Tuning into our body’s natural somatic response during the holiday season can help you manage stress levels in your body. When navigating stress, I often instruct my clients to ask themselves these 3 things:

1. What sensation in my body tells me that I am feeling this way?

2. What words can I use to describe these bodily sensations?

3. What emotion am I feeling?

Then, follow through with a physical comfort technique which aims to regulate your body responses and nervous system.

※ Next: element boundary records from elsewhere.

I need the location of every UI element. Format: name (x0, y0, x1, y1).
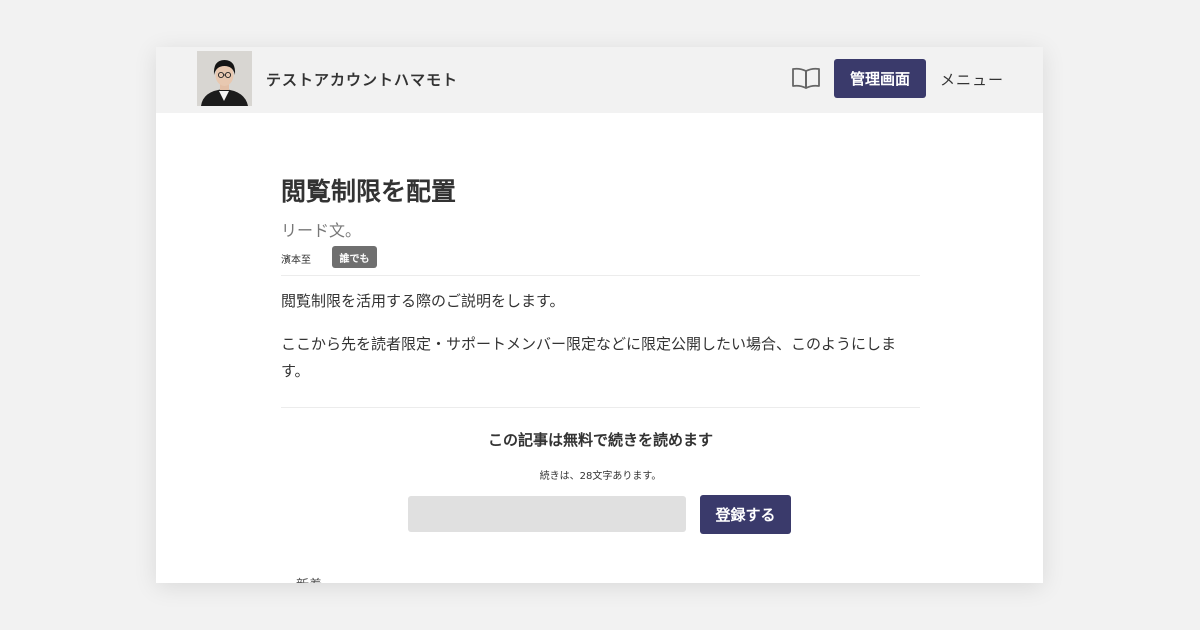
paragraph: ここから先を読者限定・サポートメンバー限定などに限定公開したい場合、このようにし… (281, 335, 897, 380)
access-badge: 誰でも (332, 246, 377, 268)
section-label-clipped: 新着 (296, 574, 322, 583)
register-button[interactable]: 登録する (700, 495, 791, 534)
menu-link[interactable]: メニュー (940, 69, 1004, 90)
paywall-title: この記事は無料で続きを読めます (487, 431, 713, 449)
article-card: テストアカウントハマモト 管理画面 メニュー 閲覧制限を配置 リード文。 濱本至… (156, 47, 1043, 583)
email-input[interactable] (408, 496, 686, 532)
avatar-photo (197, 51, 252, 106)
site-header: テストアカウントハマモト 管理画面 メニュー (156, 47, 1043, 113)
article-title: 閲覧制限を配置 (281, 177, 457, 206)
admin-button[interactable]: 管理画面 (834, 59, 926, 98)
lead-text: リード文。 (281, 221, 362, 240)
paywall-subtitle: 続きは、28文字あります。 (539, 471, 662, 482)
avatar[interactable] (197, 51, 252, 106)
paragraph: 閲覧制限を活用する際のご説明をします。 (281, 292, 565, 310)
divider (281, 275, 920, 276)
site-name[interactable]: テストアカウントハマモト (266, 69, 458, 90)
divider (281, 407, 920, 408)
author-name[interactable]: 濱本至 (281, 251, 311, 266)
book-open-icon[interactable] (791, 66, 821, 90)
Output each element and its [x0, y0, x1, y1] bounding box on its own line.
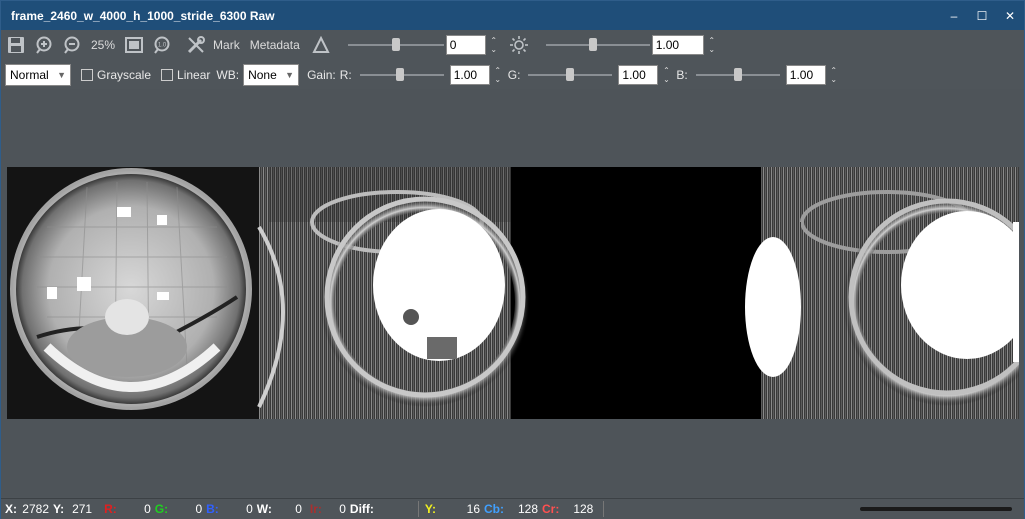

An example is to try this:

1. Find a comfortable place to sit or lie down.

2. Feel your feet on the floor or couch/bed/chair, and notice how they are being supported.

3. Rest your hands on your lap or belly; notice the feeling of your hands resting on your lap or on your belly.

4. Pay attention to how your hands and arms are being supported.

5. If you are sitting, notice your back being supported by the chair; if laying down, notice what is holding you and how that feels.

6. Adjust your posture until you find yourself feeling completely comfortable.

7. Use your senses to connect with sensations around the room (colors, shapes, sounds, smell)

8. Use your internal senses to connect with a pleasant sensation with you.

9. Draw your attention to each of those sensations for a few moments at a time.

10. Notice the physical and emotional comfort they generate.

This is a practice you can use daily during the holiday season as a tool to help you connect and release stress from your body.